Setiap kali sebuah tulisan, sekumpulan foto maupun sebaris status akan saya tampilkan, sungguh melalui sebuah proses yang tidak mudah. Saya tidak ingin dunia mengetahui apa yang saya rasa, terutama tidak ingin dunia tahu sebuah sisi negatif yang saya miliki. Saya tidak ingin dikenal sebagai seorang yang pemarah, sering mengeluh dan bahkan tukang pamer.
Kehidupan pribadi saya hanya untuk mereka yang mengenal saya secara mental dan fisik, dalam kehidupan nyata. Memahami setiap kalimat yang saya sampaikan tanpa melalui proses rasa maupun pikir. Mengerti setiap senyum dan airmata yang hadir mewarnai hidup saya.
Untuk mereka yang tidak mengerti saya, mungkin status yang seringkali saya hadirkan hanya berupa kalimat bodoh yang tidak penting. So be it.

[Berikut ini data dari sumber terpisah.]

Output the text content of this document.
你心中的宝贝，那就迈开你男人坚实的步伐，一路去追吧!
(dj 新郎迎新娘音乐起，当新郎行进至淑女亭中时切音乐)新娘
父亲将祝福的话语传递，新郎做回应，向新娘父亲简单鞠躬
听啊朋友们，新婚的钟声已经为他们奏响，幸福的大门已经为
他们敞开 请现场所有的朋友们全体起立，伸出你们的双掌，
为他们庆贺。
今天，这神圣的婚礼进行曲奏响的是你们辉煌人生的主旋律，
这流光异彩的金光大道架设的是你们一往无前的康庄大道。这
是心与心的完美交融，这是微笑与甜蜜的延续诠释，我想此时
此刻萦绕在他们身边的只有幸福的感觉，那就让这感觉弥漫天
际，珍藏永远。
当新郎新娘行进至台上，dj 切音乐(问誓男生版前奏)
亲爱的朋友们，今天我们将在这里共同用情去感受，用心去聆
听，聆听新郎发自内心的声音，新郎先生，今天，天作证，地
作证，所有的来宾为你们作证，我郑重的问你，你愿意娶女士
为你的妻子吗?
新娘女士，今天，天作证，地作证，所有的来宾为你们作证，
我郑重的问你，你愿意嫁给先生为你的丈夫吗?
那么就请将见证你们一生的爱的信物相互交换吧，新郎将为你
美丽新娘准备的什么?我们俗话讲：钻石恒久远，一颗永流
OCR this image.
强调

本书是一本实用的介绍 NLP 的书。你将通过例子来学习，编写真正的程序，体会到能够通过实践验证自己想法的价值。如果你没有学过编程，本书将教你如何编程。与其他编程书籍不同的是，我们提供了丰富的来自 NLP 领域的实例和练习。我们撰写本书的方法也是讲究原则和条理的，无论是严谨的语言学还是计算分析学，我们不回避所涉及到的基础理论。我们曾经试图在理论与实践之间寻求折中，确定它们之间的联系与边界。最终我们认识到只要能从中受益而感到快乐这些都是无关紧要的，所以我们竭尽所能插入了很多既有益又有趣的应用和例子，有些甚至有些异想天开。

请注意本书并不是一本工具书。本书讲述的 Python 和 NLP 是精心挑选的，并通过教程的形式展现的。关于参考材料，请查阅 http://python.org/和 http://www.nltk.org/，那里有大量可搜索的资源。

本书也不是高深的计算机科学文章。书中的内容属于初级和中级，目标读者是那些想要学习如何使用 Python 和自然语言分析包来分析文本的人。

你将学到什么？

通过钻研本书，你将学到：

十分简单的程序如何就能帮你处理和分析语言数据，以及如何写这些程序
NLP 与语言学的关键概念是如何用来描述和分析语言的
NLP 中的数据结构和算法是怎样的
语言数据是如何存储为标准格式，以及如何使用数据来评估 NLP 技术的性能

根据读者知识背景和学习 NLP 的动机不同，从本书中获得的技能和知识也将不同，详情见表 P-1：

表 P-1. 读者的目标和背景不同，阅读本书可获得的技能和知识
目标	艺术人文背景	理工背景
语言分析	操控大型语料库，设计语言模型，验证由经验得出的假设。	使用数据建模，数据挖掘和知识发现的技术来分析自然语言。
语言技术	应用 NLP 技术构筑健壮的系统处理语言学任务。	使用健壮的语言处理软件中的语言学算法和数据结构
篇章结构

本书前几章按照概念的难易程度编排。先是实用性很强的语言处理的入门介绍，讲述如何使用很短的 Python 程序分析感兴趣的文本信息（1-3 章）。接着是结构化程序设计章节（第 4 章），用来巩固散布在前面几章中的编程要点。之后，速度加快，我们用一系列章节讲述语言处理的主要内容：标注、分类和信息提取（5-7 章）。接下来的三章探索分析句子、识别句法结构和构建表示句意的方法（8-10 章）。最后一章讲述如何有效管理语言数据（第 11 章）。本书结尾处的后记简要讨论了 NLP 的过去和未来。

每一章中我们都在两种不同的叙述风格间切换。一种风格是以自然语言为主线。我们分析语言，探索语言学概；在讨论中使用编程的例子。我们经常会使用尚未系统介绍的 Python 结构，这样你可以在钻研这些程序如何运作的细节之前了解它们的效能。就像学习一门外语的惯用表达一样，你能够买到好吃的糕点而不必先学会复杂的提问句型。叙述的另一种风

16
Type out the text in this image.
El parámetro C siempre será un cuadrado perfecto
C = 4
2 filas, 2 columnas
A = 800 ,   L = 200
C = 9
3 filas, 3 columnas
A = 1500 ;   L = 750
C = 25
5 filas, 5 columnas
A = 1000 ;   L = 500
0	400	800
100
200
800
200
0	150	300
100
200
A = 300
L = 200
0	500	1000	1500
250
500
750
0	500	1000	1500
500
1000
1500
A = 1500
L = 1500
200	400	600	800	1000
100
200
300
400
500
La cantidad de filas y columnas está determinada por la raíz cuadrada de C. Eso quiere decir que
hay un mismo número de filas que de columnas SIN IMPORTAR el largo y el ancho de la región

Saya toh tidak sedang membuat presentasi, tidak sedang mengetengahkan hidup saya ke hadapan khalayak ramai.
Atas dasar toleransi dan pertemanan, saya masih mempertahankan beberapa mereka yang lebih sering mengganggu dengan menghadirkan status negatif (keluhan, kemarahan, sumpah serapah) dan status yang terlalu ini itu.
Bangga dan pamer sungguh sangat tipis batasnya. Satu pernyataan akan membuat orang tergerak dan (mungkin) takjub, tapi berulang dan berulang, tentu akan membuat orang jengah.
Media sosial terlalu luas untuk saya menjadikannya pribadi. Penilaian sederhana untuk sebuah kehidupan.
Berpikiran terbukalah, berjiwa besarlah.
Karena dunia, sungguh tak berbatas dalam maya dan nyata.